A Writer and Her Tools

Most writers have favorite tools and processes they use. I’ve been reviewing my preferences and considering how they affect my writing process. I thought writing a post about the topic might give me more clarity and perhaps suggest places where I can change or improve my workflow.

When I first started writing on a computer, I found I spent too much time editing and deleting the few paragraphs I’d written. My inner critic kept pointing out my mistakes, and I couldn’t get any traction on a new project.

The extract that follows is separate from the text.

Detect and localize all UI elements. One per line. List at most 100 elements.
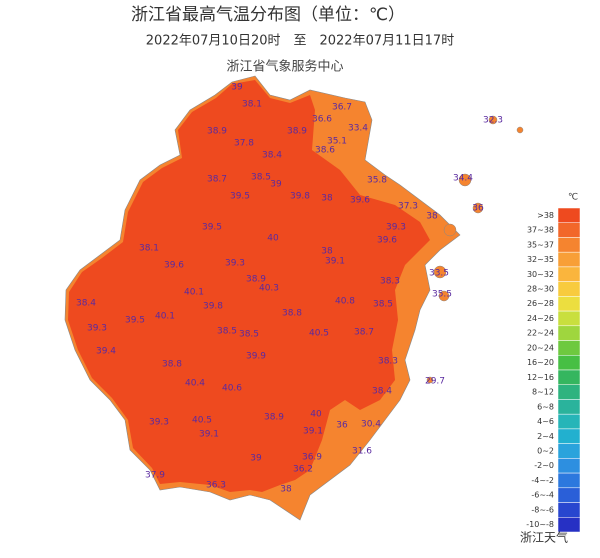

I learned several respected writers start their first drafts in notebooks. Although I’m left-handed and have terrible handwriting, I tried it. Writing by hand turned off my inner critic, and I got a lot more written than I typically did when using a computer.

However, transcribing my rough draft onto the computer was a chore. My handwriting is so poor that I often couldn’t decipher my own notes. Transcribing handwritten pages gave me opportunities to edit and tweak my first draft, but I wasted a lot of time trying to figure out what the hell I’d written.

When I learned a lot of those handwritten-first-draft authors used fountain pens. Despite being told lefties cannot and should not use fountain pens, I gave the idea a try.

After a LOT of trial and error (namely, pen and ink purchases that didn’t work out), I found my sweet spot. I often use one of the Edison production pens. I have two of their Glenmont models, one Beaumont, and several of their Nouveau Premiere pens (available only at Goulet Pens).

Those pens are light enough for me to write for several hours without my hand cramping. (I encountered that problem with Waterman, Omas, and Visconti). I pair those pens with Pilot Iroshizuku inks, which dry fast enough to prevent me from smearing my writing. Sometimes I’ll use a Diamine ink, but the colors I prefer often dry out too fast in my Edison pens.

Plenty of writers swear by Microsoft Word, Scrivener, Pages, Ulysses, and Nisus Writer Pro. I have access to those five programs, but I use MS Word or Scrivener most often. Scrivener is handy when I’m writing a longer piece needing character sketches and extensive research files saved. But it’s often easier to open a new Word doc and just start typing.

So, fellow wordsmiths, what are your favorite tools? What software, notebook, or pen and ink are indispensable for you? Please let me know. I’m always interested in hearing about another way to approach our craft.